Intervention de Pierre Moscovici

Réunion du 22 mars 2013 à 10h00
Séparation et régulation des activités bancaires — Article 18

Pierre Moscovici, ministre :

Comme l’a souligné M. le rapporteur, la question est moins simple qu’il n’y paraît.

Ainsi que je l’ai dit dans la discussion générale, j’ai tenu personnellement, et cela n’allait pas de soi, à introduire dans ce projet de loi une série de mesures en faveur des clients des banques, notamment ceux qui sont issus des catégories populaires.

J’aurais pu me contenter de faire un projet de loi de séparation des activités bancaires – après tout, c’était la feuille de route qui m’était donnée –, de traiter des structures, des comportements et de laisser ces sujets de côté. J’ai de même personnellement tenu à faire figurer, dans ce projet de loi, la question de l’assurance-emprunteur.

Il me semble en effet que certaines rigidités, certains excès, en contribuant à l’absence de toute concurrence, finissent par pénaliser certains ménages. En introduisant la concurrence, et c’est le sens de l’article 18, on crée des effets vertueux permettant des gains de pouvoir d’achat qui sont tout à fait significatifs pour des personnes aux revenus modestes ou moyens, ces catégories populaires, ces couches moyennes qui, en France, subissent déjà trop d’atteinte à leur pouvoir d’achat. J’insiste sur ce point car il est très important à mes yeux.

Ces amendements soulèvent une autre question, celle de la systématisation de la substitution d’assurance au cours de la vie du prêt. C’est une vraie question à laquelle, comme vient de le dire Richard Yung, il n’est pas facile de répondre. Je voudrais, moi aussi, vous inviter à la prudence et vous proposer in fine une ouverture.

Permettez-moi de rappeler les termes du débat.

Aujourd’hui, il est déjà possible de changer son assurance en cours de vie d’un prêt, mais cela peut nécessiter l’accord préalable du banquier. Plusieurs des amendements proposés à l’article 18 prévoient de rendre systématique cette possibilité, ce qui, à première vue, est séduisant. Au niveau individuel, la faculté plus grande de faire jouer la concurrence peut être une bonne chose ; mais, au niveau global, certains effets pervers peuvent apparaître.

En effet, tous les emprunteurs ne sont pas en mesure de faire jouer la concurrence, les plus âgés, les personnes les plus fragiles – notamment celles qui ont développé des pathologies – n’ont pas vraiment la possibilité de changer d’assureur.
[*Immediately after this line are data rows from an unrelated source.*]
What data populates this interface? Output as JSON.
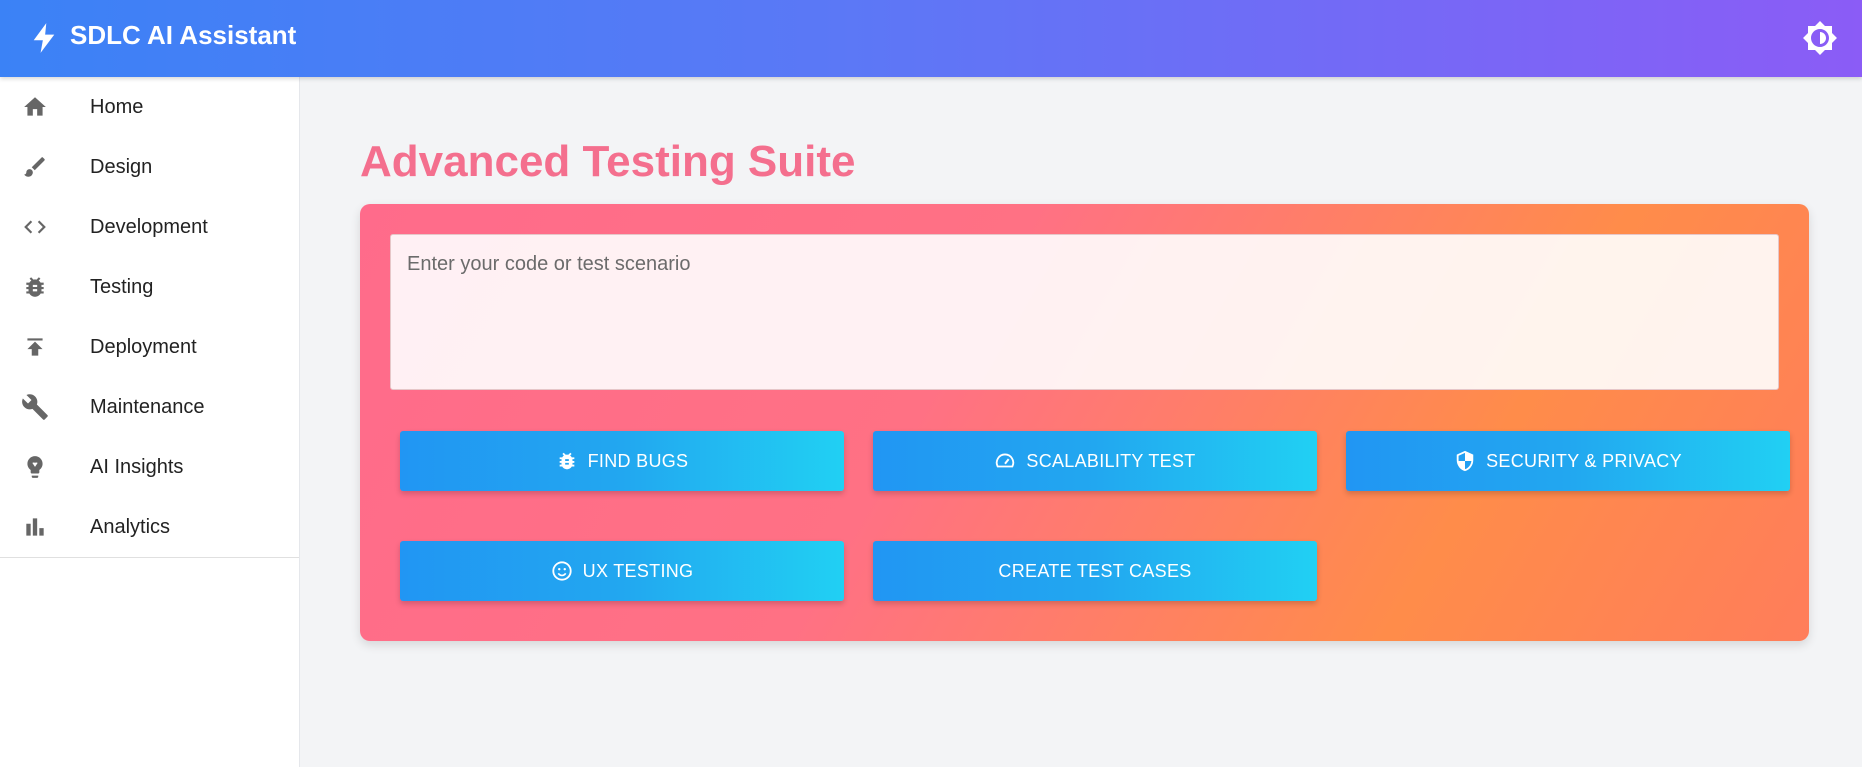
{
  "app": {
    "title": "SDLC AI Assistant",
    "logo_icon": "bolt-icon",
    "theme_toggle_icon": "brightness-icon",
    "header_gradient": [
      "#3b82f6",
      "#8b5cf6"
    ]
  },
  "sidebar": {
    "items": [
      {
        "label": "Home",
        "icon": "home-icon"
      },
      {
        "label": "Design",
        "icon": "brush-icon"
      },
      {
        "label": "Development",
        "icon": "code-icon"
      },
      {
        "label": "Testing",
        "icon": "bug-icon"
      },
      {
        "label": "Deployment",
        "icon": "publish-icon"
      },
      {
        "label": "Maintenance",
        "icon": "wrench-icon"
      },
      {
        "label": "AI Insights",
        "icon": "lightbulb-icon"
      },
      {
        "label": "Analytics",
        "icon": "bar-chart-icon"
      }
    ]
  },
  "main": {
    "title": "Advanced Testing Suite",
    "title_color": "#f46f8e",
    "input": {
      "placeholder": "Enter your code or test scenario",
      "value": ""
    },
    "buttons": [
      {
        "label": "FIND BUGS",
        "icon": "bug-icon"
      },
      {
        "label": "SCALABILITY TEST",
        "icon": "speed-icon"
      },
      {
        "label": "SECURITY & PRIVACY",
        "icon": "shield-icon"
      },
      {
        "label": "UX TESTING",
        "icon": "smiley-icon"
      },
      {
        "label": "CREATE TEST CASES",
        "icon": ""
      }
    ]
  }
}
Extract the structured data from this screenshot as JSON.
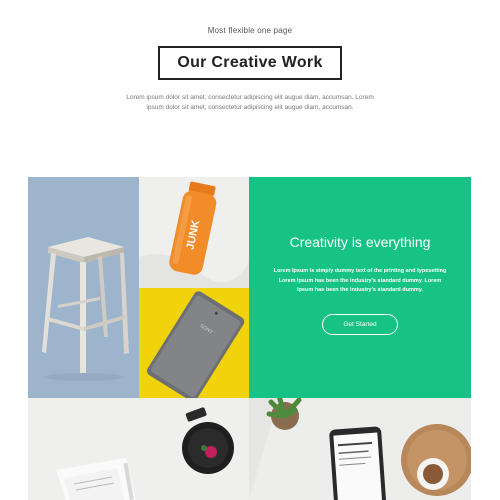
{
  "section": {
    "eyebrow": "Most flexible one page",
    "title": "Our Creative Work",
    "description_line1": "Lorem ipsum dolor sit amet, consectetur adipiscing elit augue diam, accumsan. Lorem",
    "description_line2": "ipsum dolor sit amet, consectetur adipiscing elit augue diam, accumsan."
  },
  "feature": {
    "heading": "Creativity is everything",
    "text_line1": "Lorem Ipsum is simply dummy text of the printing and typesetting",
    "text_line2": "Lorem Ipsum has been the industry's standard dummy. Lorem",
    "text_line3": "Ipsum has been the industry's standard dummy.",
    "button_label": "Get Started",
    "accent_color": "#17c286"
  },
  "bottle_label": "JUNK",
  "phone_label": "SONY",
  "icons": [
    "stool-photo",
    "juice-bottle-photo",
    "smartphone-photo",
    "desk-photo",
    "plant-phone-photo"
  ]
}
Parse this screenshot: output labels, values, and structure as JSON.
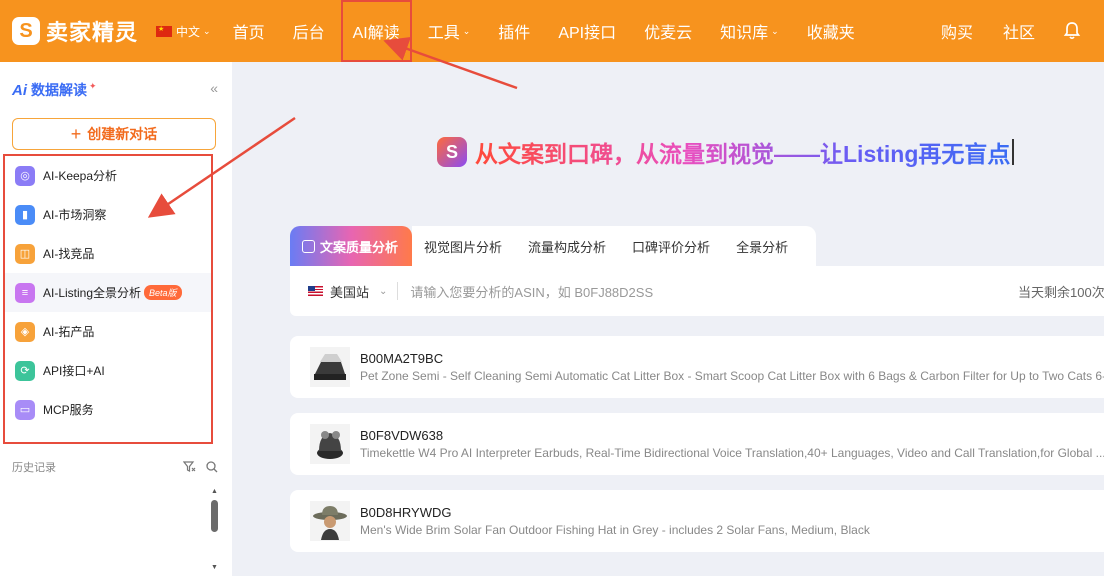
{
  "brand": {
    "logo_glyph": "S",
    "name": "卖家精灵"
  },
  "language": {
    "label": "中文"
  },
  "nav": {
    "items": [
      {
        "label": "首页",
        "dropdown": false
      },
      {
        "label": "后台",
        "dropdown": false
      },
      {
        "label": "AI解读",
        "dropdown": false
      },
      {
        "label": "工具",
        "dropdown": true
      },
      {
        "label": "插件",
        "dropdown": false
      },
      {
        "label": "API接口",
        "dropdown": false
      },
      {
        "label": "优麦云",
        "dropdown": false
      },
      {
        "label": "知识库",
        "dropdown": true
      },
      {
        "label": "收藏夹",
        "dropdown": false
      }
    ],
    "right": [
      {
        "label": "购买"
      },
      {
        "label": "社区"
      }
    ],
    "bell_icon": "bell-icon"
  },
  "sidebar": {
    "title_mark": "Ai",
    "title": "数据解读",
    "collapse_glyph": "«",
    "new_chat_label": "创建新对话",
    "menu": [
      {
        "label": "AI-Keepa分析",
        "icon": "keepa-icon",
        "color": "#8b7cf6",
        "glyph": "◎"
      },
      {
        "label": "AI-市场洞察",
        "icon": "bar-chart-icon",
        "color": "#4a8cf7",
        "glyph": "▮"
      },
      {
        "label": "AI-找竞品",
        "icon": "search-product-icon",
        "color": "#f7a23a",
        "glyph": "◫"
      },
      {
        "label": "AI-Listing全景分析",
        "icon": "listing-icon",
        "color": "#c876f0",
        "glyph": "≡",
        "badge": "Beta版"
      },
      {
        "label": "AI-拓产品",
        "icon": "cube-icon",
        "color": "#f7a23a",
        "glyph": "◈"
      },
      {
        "label": "API接口+AI",
        "icon": "api-icon",
        "color": "#3cc49a",
        "glyph": "⟳"
      },
      {
        "label": "MCP服务",
        "icon": "mcp-icon",
        "color": "#a88cf7",
        "glyph": "▭"
      }
    ],
    "history_label": "历史记录"
  },
  "headline": {
    "logo_glyph": "S",
    "text": "从文案到口碑，从流量到视觉——让Listing再无盲点"
  },
  "tabs": [
    {
      "label": "文案质量分析",
      "active": true
    },
    {
      "label": "视觉图片分析",
      "active": false
    },
    {
      "label": "流量构成分析",
      "active": false
    },
    {
      "label": "口碑评价分析",
      "active": false
    },
    {
      "label": "全景分析",
      "active": false
    }
  ],
  "search": {
    "site": "美国站",
    "placeholder": "请输入您要分析的ASIN，如 B0FJ88D2SS",
    "quota": "当天剩余100次"
  },
  "products": [
    {
      "asin": "B00MA2T9BC",
      "title": "Pet Zone Semi - Self Cleaning Semi Automatic Cat Litter Box - Smart Scoop Cat Litter Box with 6 Bags & Carbon Filter for Up to Two Cats 6-..."
    },
    {
      "asin": "B0F8VDW638",
      "title": "Timekettle W4 Pro AI Interpreter Earbuds, Real-Time Bidirectional Voice Translation,40+ Languages, Video and Call Translation,for Global ..."
    },
    {
      "asin": "B0D8HRYWDG",
      "title": "Men's Wide Brim Solar Fan Outdoor Fishing Hat in Grey - includes 2 Solar Fans, Medium, Black"
    }
  ],
  "colors": {
    "brand_orange": "#f7931e",
    "annotation_red": "#e74c3c",
    "accent_blue": "#3a6cf4"
  }
}
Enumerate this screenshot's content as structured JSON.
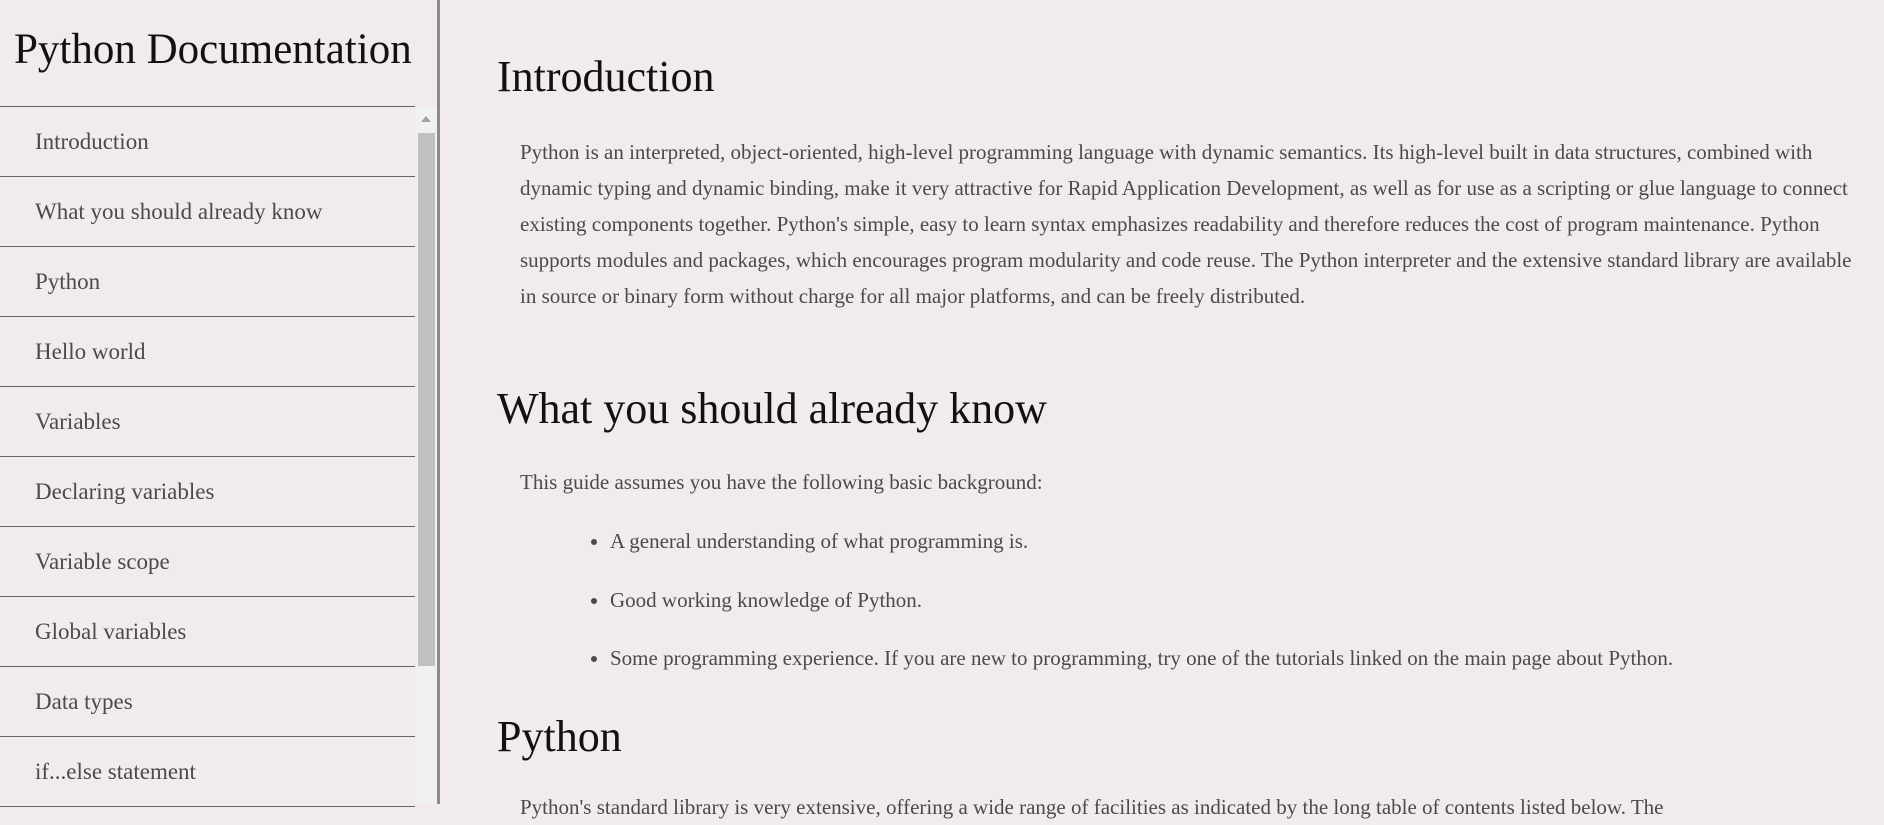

Il y a donc un arbitrage à faire entre introduire plus de concurrence, ce qui implique plus de segmentation, avec des gagnants et des perdants, et garder le système qui assure une certaine mutualisation entre les catégories d’emprunteurs au bénéfice des plus fragiles. Je n’ai pas tout à fait la réponse.

J’ajoute que cette réforme – c’est un autre risque – pourrait conduire à une évolution structurelle du marché de l’assurance-emprunteur, alors que les contrats offrent aujourd’hui une stabilité des garanties et des tarifs pendant toute la durée du prêt, et il n’est pas certain que lesdits avantages pourraient tenir si les assurés étaient plus mobiles.

Voilà pourquoi je préconise aujourd’hui, plutôt que de légiférer à chaud, de prendre le temps de la réflexion. C’est le sens de l’ouverture que je vous propose.

Cela étant, et afin de répondre à cette grave question, qui avait déjà suscité des débats à l’Assemblée nationale, j’ai confié au président du Comité consultatif du secteur financier – un spécialiste de l’assurance-emprunteur, puisqu’il a été l’un des négociateurs de la convention AERAS, « s’assurer et emprunter avec un risque aggravé de santé » - la mission de mener les consultations les plus larges possibles et de me remettre ses conclusions dans le courant du mois de mai. Ces travaux éclaireront nos débats futurs en nous permettant de mieux saisir tous les enjeux, y compris en ce qui concerne les marges dégagées sur ces produits.

Je préconise donc d’attendre les résultats de ces travaux et, éventuellement, de saisir un autre véhicule législatif – Mme Lienemann a évoqué le plus proche –, pour se lancer dans une réforme aussi radicale.

J’invite les parlementaires qui ont déposé ces amendements – encore une fois, ils soulèvent une vraie question – à suivre l’exemple de Mme Marie-Noëlle Lienemann et à les retirer. Il me paraît souhaitable d’attendre les conclusions de cette mission avant de réexaminer cette question sur laquelle je voudrais y voir plus clair, de façon plus globale, avant que nous nous engagions collectivement plus avant dans une réforme dont j’ai dit les risques d’effets pervers.

Voilà mon invitation – suffisamment argumentée, je l’espère – au retrait de ces trois amendements.